Шрифт:
— При чём тут два слова связать? — Родион чувствовал, что краснеет. — Тексты мне пишут профессиональные… кто там… писатели, поэты. Музыканты тоже, известные композиторы. А что внешность… так это… можно всякий грим наложить и всё такое… Эти, как их… имиджмейкеры есть для этого! Словом, ты ничего не понимаешь, есть люди, которые всё там продумывают. Это ж серьёзное дело!
Теперь у него пылали даже уши, а звучало всё ужасно глупо. Алиса села ему на колени, обняла за шею, серьёзно посмотрела в глаза.
— Прости. Да, конечно. Ты прав. Ты просто не реализовал свои возможности. При… доле везения кто угодно может стать знаменитым.
— Вот именно, — кивнул Родион. Он всё ещё немного злился за смущение, в которое его ввергла Алиса, но она глядела так серьёзно, что он расслабился.
— Если это и правда случилось с тем… тем другим тобой, значит, в тебе в самом деле есть… задатки. И если ты успешен там … как рок-музыкант, значит, ты этого заслуживаешь.
Вот за это он её и любил.
— Алиса, — сказал Родион. — Я… я запаковываю бритвенные лезвия.
Она чуть отстранилась и посмотрела на него как-то странно. Родион закусил губу и сказал:
— Извини.
Кажется, со временем он совсем разучится шутить.
— Родион! Я последний раз тебя предупреждаю!
Иногда у него возникало чувство, что это всё неправильно. Всё слишком просто, слишком легко. Всё, мать твою, так невыносимо легко. Невыносимая лёгкость бытия, ха-ха. Кстати, а может, спеть дуэтом с Летовым? А что? Ему бы только захотеть. Или даже не хотеть, по хрен — он никогда ничего не хотел… а они считают, он должен быть счастлив. Вроде бы только это и надо для счастья. Невыносимая, твою мать, совершенно невыносимая лёгкость. Бытия.
Слишком.
Он завалился в кресло, по-прежнему игнорируя ор по ту сторону двери. Когда там завопили «Да ломай уже!», закрыл глаза. В голове шумело, тело словно подбрасывало, как будто в вагоне поезда, мчащегося в подземке метро.

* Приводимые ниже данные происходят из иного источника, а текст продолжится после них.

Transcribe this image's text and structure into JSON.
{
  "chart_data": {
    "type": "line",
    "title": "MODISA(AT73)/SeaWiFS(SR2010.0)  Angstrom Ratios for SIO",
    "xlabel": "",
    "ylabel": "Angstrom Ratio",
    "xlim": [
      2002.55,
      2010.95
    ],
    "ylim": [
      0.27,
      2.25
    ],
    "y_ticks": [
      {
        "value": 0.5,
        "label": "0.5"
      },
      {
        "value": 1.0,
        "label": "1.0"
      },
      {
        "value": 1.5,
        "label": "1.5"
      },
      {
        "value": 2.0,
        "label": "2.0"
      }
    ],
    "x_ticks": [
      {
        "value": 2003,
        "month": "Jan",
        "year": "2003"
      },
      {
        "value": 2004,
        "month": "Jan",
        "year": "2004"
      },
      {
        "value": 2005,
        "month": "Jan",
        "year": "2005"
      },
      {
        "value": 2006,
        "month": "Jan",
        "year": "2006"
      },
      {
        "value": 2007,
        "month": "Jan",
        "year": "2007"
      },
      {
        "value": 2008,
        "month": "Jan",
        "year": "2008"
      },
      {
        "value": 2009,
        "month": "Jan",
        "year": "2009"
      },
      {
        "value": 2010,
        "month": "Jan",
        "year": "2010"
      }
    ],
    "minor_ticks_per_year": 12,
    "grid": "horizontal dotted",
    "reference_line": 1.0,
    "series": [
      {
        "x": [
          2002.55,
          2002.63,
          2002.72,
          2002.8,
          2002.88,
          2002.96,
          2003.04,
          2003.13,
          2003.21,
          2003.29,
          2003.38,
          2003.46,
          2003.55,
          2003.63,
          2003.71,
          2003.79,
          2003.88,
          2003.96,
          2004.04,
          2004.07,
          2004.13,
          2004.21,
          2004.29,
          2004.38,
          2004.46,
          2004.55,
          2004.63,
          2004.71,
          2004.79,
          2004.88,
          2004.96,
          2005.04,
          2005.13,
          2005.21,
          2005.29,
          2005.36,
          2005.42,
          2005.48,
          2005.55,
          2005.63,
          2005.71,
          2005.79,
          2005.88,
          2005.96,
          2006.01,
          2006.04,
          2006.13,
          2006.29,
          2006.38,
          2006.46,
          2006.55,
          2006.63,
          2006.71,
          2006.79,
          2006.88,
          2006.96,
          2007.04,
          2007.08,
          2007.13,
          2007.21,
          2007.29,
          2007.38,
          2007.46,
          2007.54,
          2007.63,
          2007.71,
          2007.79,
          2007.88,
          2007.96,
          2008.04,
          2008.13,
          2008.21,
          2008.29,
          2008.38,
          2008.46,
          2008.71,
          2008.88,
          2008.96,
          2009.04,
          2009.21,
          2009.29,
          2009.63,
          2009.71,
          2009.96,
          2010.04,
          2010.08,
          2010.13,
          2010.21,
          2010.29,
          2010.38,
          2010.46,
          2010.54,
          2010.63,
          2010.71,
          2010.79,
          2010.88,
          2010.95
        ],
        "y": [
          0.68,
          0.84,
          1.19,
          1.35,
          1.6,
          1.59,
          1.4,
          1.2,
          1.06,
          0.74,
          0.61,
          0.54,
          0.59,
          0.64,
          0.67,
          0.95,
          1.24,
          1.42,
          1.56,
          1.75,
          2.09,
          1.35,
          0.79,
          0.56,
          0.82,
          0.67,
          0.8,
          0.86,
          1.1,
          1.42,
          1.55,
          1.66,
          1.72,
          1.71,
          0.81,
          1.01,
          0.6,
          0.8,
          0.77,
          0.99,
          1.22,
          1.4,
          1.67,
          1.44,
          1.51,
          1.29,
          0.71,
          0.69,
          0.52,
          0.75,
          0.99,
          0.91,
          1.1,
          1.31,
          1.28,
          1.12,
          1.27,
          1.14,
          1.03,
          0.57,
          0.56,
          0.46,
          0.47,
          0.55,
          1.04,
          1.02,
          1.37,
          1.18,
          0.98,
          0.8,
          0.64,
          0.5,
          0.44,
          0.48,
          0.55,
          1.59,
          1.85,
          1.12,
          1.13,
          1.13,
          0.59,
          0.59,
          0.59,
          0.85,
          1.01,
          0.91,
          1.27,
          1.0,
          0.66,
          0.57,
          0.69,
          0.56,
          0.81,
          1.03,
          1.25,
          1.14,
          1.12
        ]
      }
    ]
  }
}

Бритвенное лезвие в его пальцах было почти тёплым.
Он думал о её словах, трясясь в вагоне метро по дороге на Фабрику. В воскресенье вечером мало кто едет в рабочий квартал — только такие же, как он сам. Не меньше трети народа в вагоне были в синих фабричных костюмах. Но они не переговаривались и не переглядывались — просто покачивались в такт движения поезда, уткнувшись себе под ноги и грезя о том, что могло бы быть.
«Я заслуживаю, — думал Родион, глядя в заплёванный пол вагона. — Алиса права, я заслуживаю это — каждую ночь вот уже третий год я заслуживаю это снова и снова, стоя у необъятного конвейера с… нет, мне нельзя говорить, с чем, нельзя даже думать, с чем. Конвейер гудит и подрагивает, и я снова и снова снимаю с него то, о чём нельзя даже думать, и иногда оно режет мне пальцы, даже сквозь перчатки из пластика, и я не всегда замечаю это сразу. Потому что я на Фабрике Грёз, и я грежу. О том, что где-то там мне не надо стоять у этого конвейера ночи напролёт, чтобы заслужить сладкую долю. Я заслуживаю её здесь. Я делаю это для того, чтобы там, в другом мире, не думать и не знать о цене».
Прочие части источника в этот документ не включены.